Alleged Factual Investigation
Shannon Valley also contends that the district court acted improperly in noting on the record that “Richards was the president of [Store Six] from November the 19th, 2007, until December 8th, 2014” and that “[it] does appear that there was a falling out between he and his former employer.” Specifically, Shannon Valley argues that it was inappropriate for the district court to have “reviewed the court files and does note that there is 16CV4928, which is a lawsuit between Mr. Richards and his employer.” According to Shannon Valley, “[t]he only conclusion that can be drawn from this exercise is the Court had doubts about the veracity of some or all of Mr. Richards' testimony, and prior to making its findings of fact undertook its own research ․”

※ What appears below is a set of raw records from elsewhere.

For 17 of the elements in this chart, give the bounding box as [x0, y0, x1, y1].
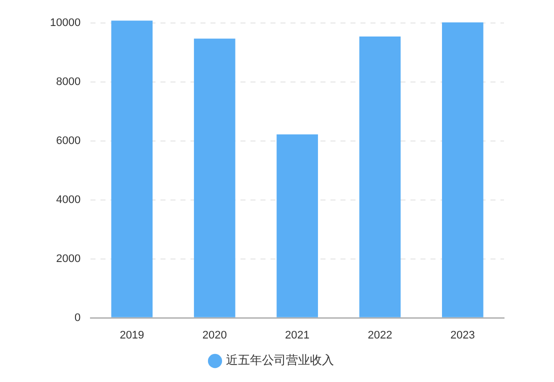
y-tick-label: 6000: [56, 134, 81, 147]
y-tick-label: 4000: [56, 194, 81, 206]
legend-label: 近五年公司营业收入: [226, 353, 334, 368]
y-tick-label: 10000: [50, 16, 81, 29]
x-tick-label: 2019: [120, 329, 144, 342]
bar: [194, 38, 236, 318]
y-tick-label: 8000: [56, 76, 81, 88]
bar: [276, 134, 318, 318]
y-tick-label: 2000: [56, 252, 81, 265]
x-tick-label: 2022: [368, 329, 392, 342]
y-tick-label: 0: [74, 312, 81, 324]
bar: [111, 20, 153, 318]
x-tick-label: 2023: [450, 329, 475, 342]
x-tick-label: 2020: [202, 329, 227, 342]
x-tick-label: 2021: [285, 329, 310, 342]
bar: [359, 36, 401, 318]
bar: [442, 22, 484, 318]
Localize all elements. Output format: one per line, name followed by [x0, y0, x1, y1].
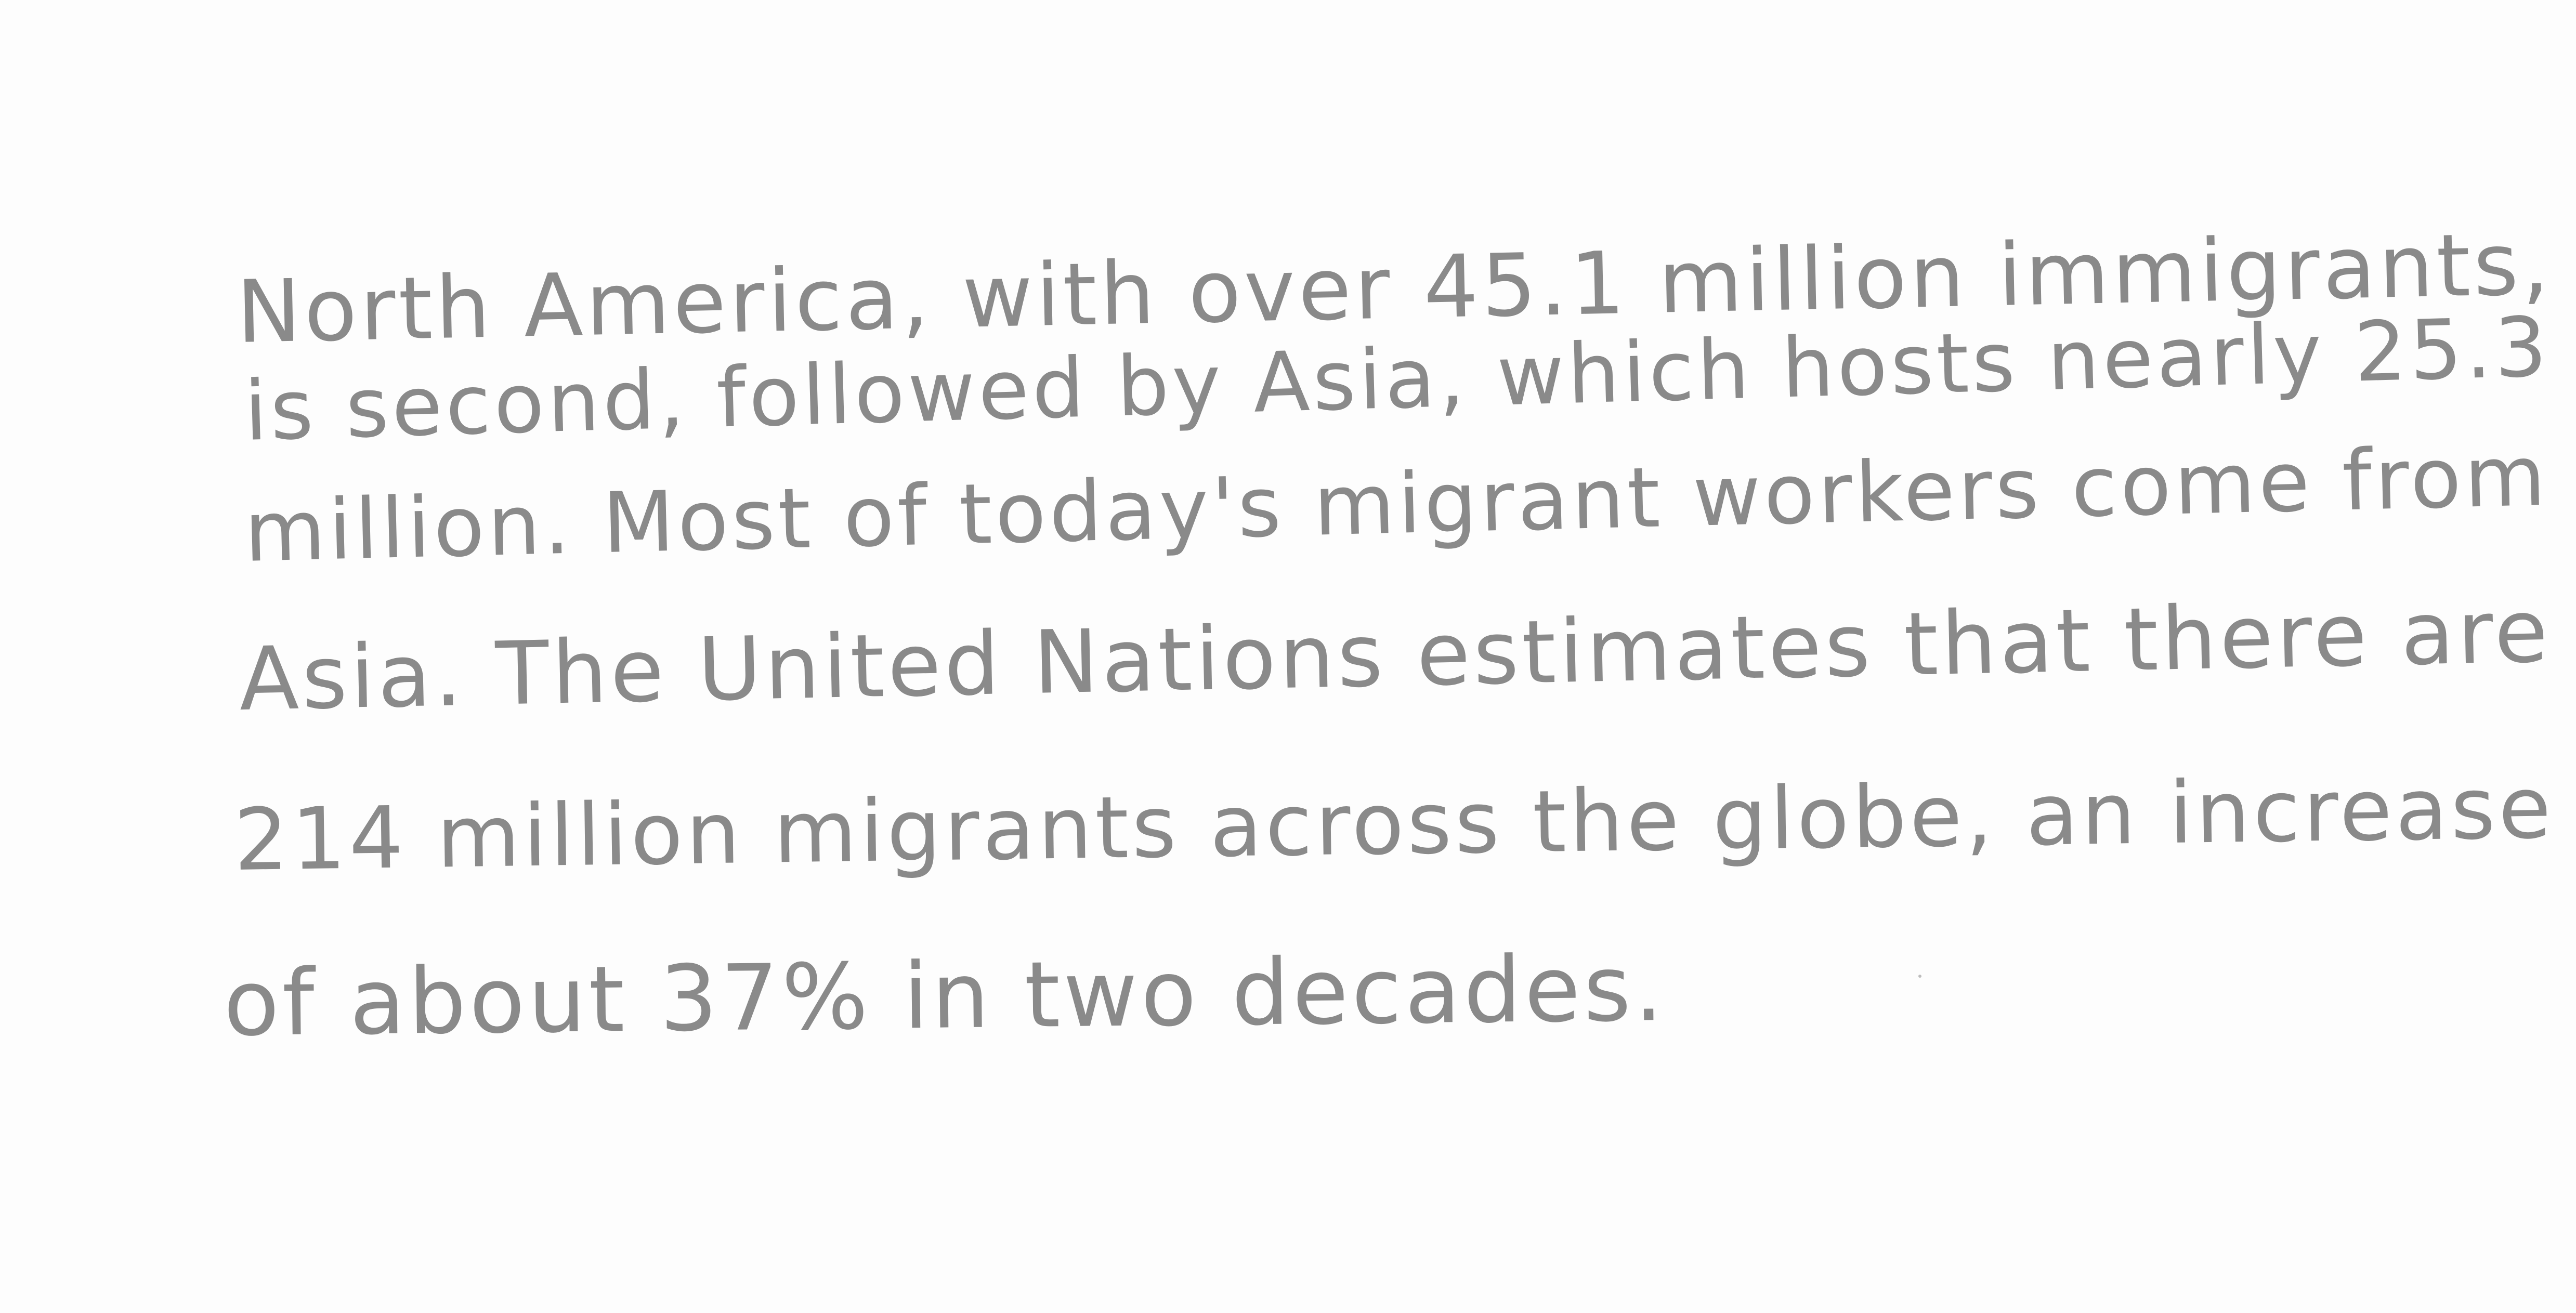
paper-speck	[1918, 975, 1921, 978]
text-line-6: of about 37% in two decades.	[223, 936, 1667, 1057]
text-line-4: Asia. The United Nations estimates that …	[238, 580, 2552, 730]
text-line-5: 214 million migrants across the globe, a…	[233, 757, 2555, 890]
text-line-3: million. Most of today's migrant workers…	[243, 427, 2550, 581]
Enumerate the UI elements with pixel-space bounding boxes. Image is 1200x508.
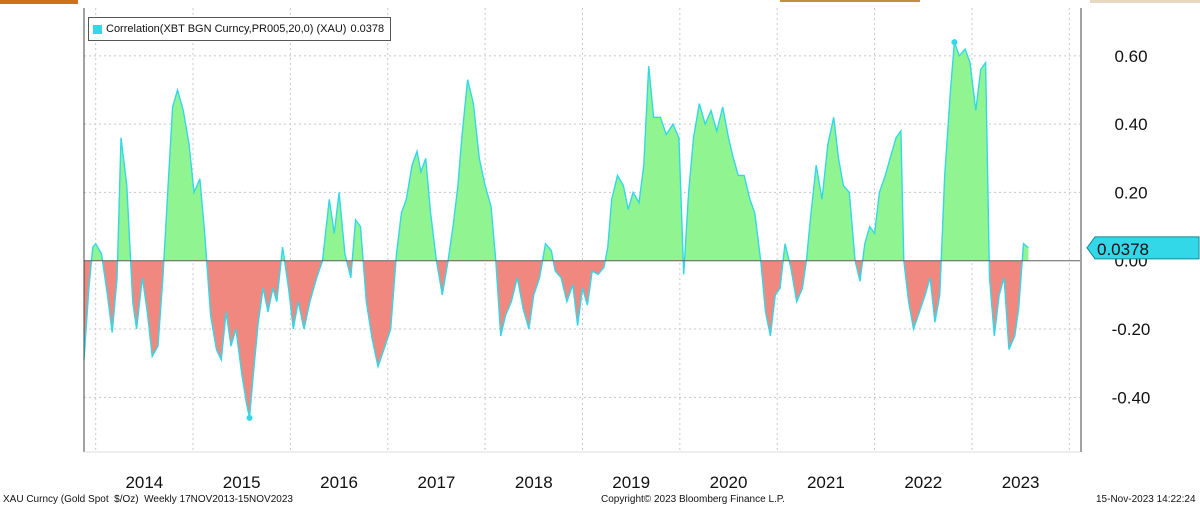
negative-area-2 — [102, 260, 118, 333]
positive-area-25 — [806, 117, 856, 261]
x-tick-label-2023: 2023 — [1002, 473, 1040, 492]
y-tick-label-0.20: 0.20 — [1114, 183, 1147, 202]
max-point-marker — [951, 39, 958, 46]
chart-gridlines — [84, 8, 1080, 452]
chart-tick-labels: 2014 2015 2016 2017 2018 2019 2020 2021 2022 2023… — [125, 47, 1150, 492]
x-tick-label-2018: 2018 — [515, 473, 553, 492]
negative-area-12 — [363, 260, 396, 367]
positive-area-13 — [396, 151, 437, 261]
positive-area-27 — [862, 131, 904, 261]
min-point-marker — [246, 414, 253, 421]
y-tick-label--0.20: -0.20 — [1112, 320, 1151, 339]
chart-axes — [83, 8, 1082, 453]
positive-area-29 — [941, 42, 990, 261]
x-tick-label-2019: 2019 — [612, 473, 650, 492]
y-tick-label-0.60: 0.60 — [1114, 47, 1147, 66]
x-tick-label-2017: 2017 — [418, 473, 456, 492]
negative-area-18 — [553, 260, 606, 326]
negative-area-24 — [789, 260, 807, 302]
x-tick-label-2015: 2015 — [223, 473, 261, 492]
positive-area-1 — [91, 243, 103, 261]
negative-area-0 — [84, 260, 92, 360]
positive-area-15 — [448, 79, 496, 261]
y-tick-label--0.40: -0.40 — [1112, 388, 1151, 407]
legend-swatch — [93, 24, 102, 34]
correlation-line — [83, 41, 1029, 418]
negative-area-22 — [760, 260, 784, 336]
footer-timestamp: 15-Nov-2023 14:22:24 — [1096, 494, 1196, 505]
top-toolbar-strip — [0, 0, 1200, 4]
chart-series-line — [83, 41, 1029, 418]
positive-area-5 — [163, 90, 207, 261]
x-tick-label-2021: 2021 — [807, 473, 845, 492]
footer-copyright: Copyright© 2023 Bloomberg Finance L.P. — [601, 494, 785, 505]
legend-last-value: 0.0378 — [350, 23, 385, 35]
positive-area-21 — [684, 103, 761, 261]
x-tick-label-2020: 2020 — [710, 473, 748, 492]
x-tick-label-2022: 2022 — [904, 473, 942, 492]
chart-markers — [246, 39, 958, 421]
negative-area-16 — [495, 260, 543, 336]
negative-area-30 — [989, 260, 1023, 350]
positive-area-3 — [117, 137, 131, 261]
negative-area-8 — [284, 260, 323, 329]
negative-area-6 — [206, 260, 282, 418]
legend-label: Correlation(XBT BGN Curncy,PR005,20,0) (… — [106, 23, 347, 35]
negative-area-14 — [436, 260, 449, 295]
negative-area-28 — [903, 260, 942, 329]
last-value-tag-label: 0.0378 — [1097, 240, 1149, 259]
last-value-tag: 0.0378 — [1086, 236, 1200, 260]
x-tick-label-2016: 2016 — [320, 473, 358, 492]
footer-left-info: XAU Curncy (Gold Spot $/Oz) Weekly 17NOV… — [3, 494, 293, 505]
x-tick-label-2014: 2014 — [125, 473, 163, 492]
chart-legend: Correlation(XBT BGN Curncy,PR005,20,0) (… — [88, 17, 392, 41]
last-value-tag-shape — [1086, 236, 1200, 260]
y-tick-label-0.40: 0.40 — [1114, 115, 1147, 134]
chart-area-fills — [84, 42, 1029, 418]
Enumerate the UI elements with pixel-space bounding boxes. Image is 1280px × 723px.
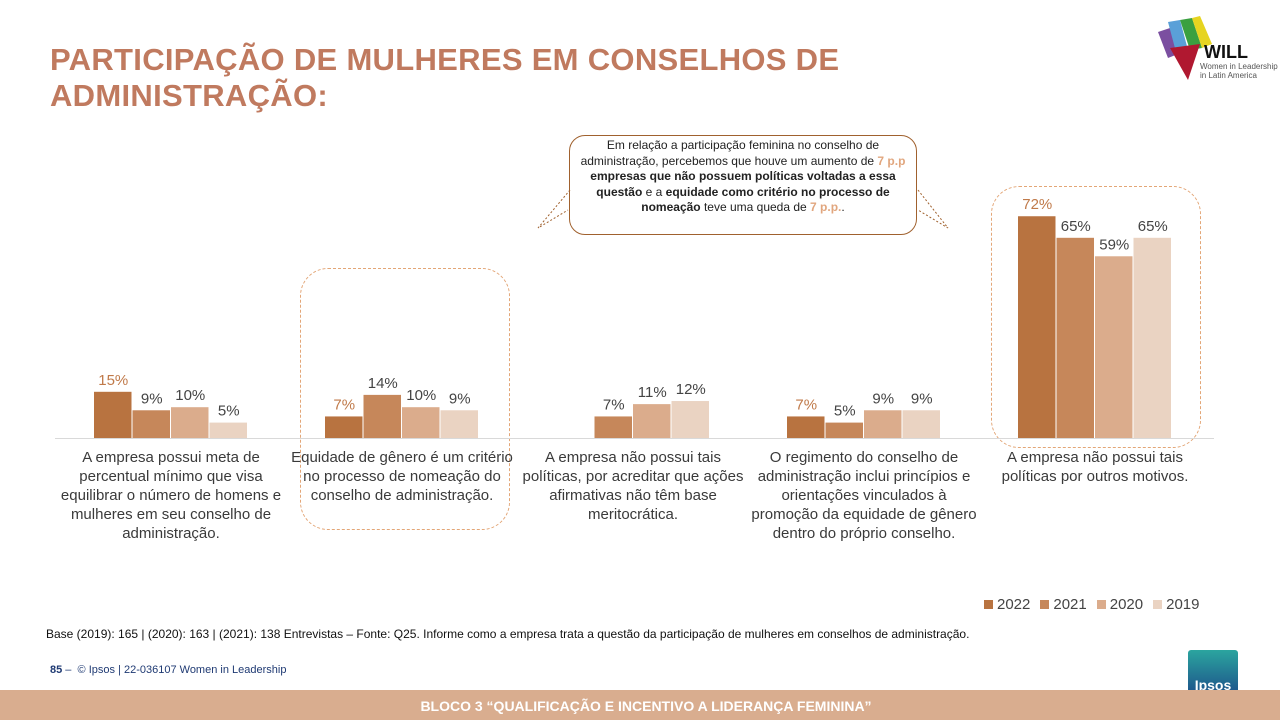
data-label: 7% xyxy=(333,396,355,413)
data-label: 72% xyxy=(1022,196,1052,213)
bar-2021-cat2 xyxy=(363,394,401,438)
legend-label: 2020 xyxy=(1109,596,1144,613)
bar-2020-cat2 xyxy=(402,407,440,438)
base-note: Base (2019): 165 | (2020): 163 | (2021):… xyxy=(46,627,970,641)
legend-item-2022: 2022 xyxy=(984,596,1030,613)
data-label: 14% xyxy=(368,375,398,392)
data-label: 5% xyxy=(834,403,856,420)
bar-2019-cat4 xyxy=(902,410,940,438)
data-label: 7% xyxy=(795,396,817,413)
category-label: A empresa não possui tais políticas, por… xyxy=(522,449,744,523)
bar-2021-cat4 xyxy=(825,422,863,438)
data-label: 9% xyxy=(449,390,471,407)
insight-callout: Em relação a participação feminina no co… xyxy=(569,135,917,235)
data-label: 11% xyxy=(638,384,667,401)
data-label: 65% xyxy=(1138,218,1168,235)
legend-item-2019: 2019 xyxy=(1153,596,1200,613)
legend-label: 2022 xyxy=(997,596,1031,613)
data-label: 15% xyxy=(98,372,128,389)
data-label: 9% xyxy=(911,390,933,407)
ipsos-logo: Ipsos xyxy=(1188,650,1238,696)
bar-2021-cat5 xyxy=(1056,237,1094,438)
svg-text:WILL: WILL xyxy=(1204,42,1248,62)
page-number: 85 xyxy=(50,664,63,676)
data-label: 5% xyxy=(218,403,240,420)
bar-2022-cat4 xyxy=(787,416,825,438)
bar-2021-cat3 xyxy=(594,416,632,438)
page-footer: 85 – © Ipsos | 22-036107 Women in Leader… xyxy=(50,664,287,676)
category-label: A empresa possui meta de percentual míni… xyxy=(60,449,282,542)
legend-item-2021: 2021 xyxy=(1040,596,1087,613)
data-label: 12% xyxy=(676,381,706,398)
data-label: 65% xyxy=(1061,218,1091,235)
legend-label: 2019 xyxy=(1166,596,1200,613)
legend-item-2020: 2020 xyxy=(1096,596,1144,613)
category-label: O regimento do conselho de administração… xyxy=(751,449,977,542)
category-label: A empresa não possui tais políticas por … xyxy=(1001,449,1189,485)
legend-swatch xyxy=(1040,600,1050,609)
bar-2019-cat5 xyxy=(1133,237,1171,438)
section-footer: BLOCO 3 “QUALIFICAÇÃO E INCENTIVO A LIDE… xyxy=(0,690,1280,720)
legend-swatch xyxy=(1153,600,1163,609)
bar-2021-cat1 xyxy=(132,410,170,438)
data-label: 9% xyxy=(141,390,163,407)
data-label: 10% xyxy=(175,387,205,404)
chart-legend: 2022 2021 2020 2019 xyxy=(984,596,1200,613)
bar-2019-cat3 xyxy=(671,401,709,438)
legend-swatch xyxy=(984,600,993,609)
will-logo: WILL xyxy=(1158,16,1248,80)
data-label: 7% xyxy=(603,396,625,413)
data-label: 59% xyxy=(1099,236,1129,253)
bar-2019-cat1 xyxy=(209,422,247,438)
bar-2020-cat3 xyxy=(633,404,671,438)
bar-2022-cat5 xyxy=(1018,216,1056,438)
callout-pointers xyxy=(537,189,949,229)
bar-2020-cat5 xyxy=(1095,256,1133,438)
bar-2022-cat2 xyxy=(325,416,363,438)
copyright: © Ipsos | 22-036107 Women in Leadership xyxy=(77,664,287,676)
legend-swatch xyxy=(1096,600,1106,609)
data-label: 9% xyxy=(872,390,894,407)
bar-2022-cat1 xyxy=(94,391,132,438)
page-title: PARTICIPAÇÃO DE MULHERES EM CONSELHOS DE… xyxy=(50,42,840,113)
logo-subtitle: Women in Leadership in Latin America xyxy=(1200,62,1278,80)
category-label: Equidade de gênero é um critério no proc… xyxy=(291,449,513,504)
bar-2020-cat1 xyxy=(171,407,209,438)
highlight-box-other-reasons xyxy=(991,186,1201,448)
highlight-box-gender-criterion xyxy=(300,268,510,530)
bar-2020-cat4 xyxy=(864,410,902,438)
bar-2019-cat2 xyxy=(440,410,478,438)
data-label: 10% xyxy=(406,387,436,404)
legend-label: 2021 xyxy=(1053,596,1087,613)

On appeal, we have unlimited review over allegations of judicial misconduct. State v. Cheever, 304 Kan. 866, 896, 375 P.3d 979 (2016). Moreover, the party alleging judicial misconduct bears the burden of establishing the misconduct occurred and that the misconduct prejudiced the party's substantial rights. State v. Hudgins, 301 Kan. 629, 637-38, 346 P.3d 1062 (2015). If a proper and reasonable construction will render the conduct unobjectionable, it is not prejudicial. Hudgins, 301 Kan. at 638.
Shannon Valley attempts to analogize this situation with that of a juror bringing outside information to a jury deliberation room. However, there is no allegation that the district court reviewed the allegations in Richards' lawsuit against his former employer. Hence, as in Hudgins, the district court's actions could be construed as nothing more than a taking of judicial notice of a public record of a pending judicial proceeding. Although perhaps it would have been better had the district court resisted the temptation to look up the pending action, we do not find such an act to rise to the level of judicial misconduct under the circumstances presented in this case.
A review of the record reveals that there were inconsistencies between Richards' testimony and that of others who were present at the March 2014 meeting between the parties. In fact, it appears that everyone who was present at the meeting—except Richards—recalled the alleged “prohibited use” of Shannon Valley leasing space to a thrift store was discussed at the meeting. Thus, there is substantial evidence in the record upon which a reasonable person could have questioned Richards' credibility regardless of whether he had filed a lawsuit against his former employer—Store Six.
Furthermore, we conclude that Shannon Valley has shown no prejudice in light of the fact that there is evidence in the record in this case—specifically in the way of deposition testimony that was entered into evidence at trial—regarding the existence of a lawsuit between Richards and Store Six. See State v. Anderson, 243 Kan. 677, 679, 763 P.2d 597 (1988). There is also evidence in the record regarding the relationship between Richards and his former employer that allegedly led to his termination. In fact, Richards himself testified that the separation between he and his former employer was not amicable. Thus, we conclude that Shannon Valley has failed to demonstrate how the district court's opinion on Richards' credibility, in the face of numerous exhibits and deposition testimony contrary to his position, prejudiced its rights.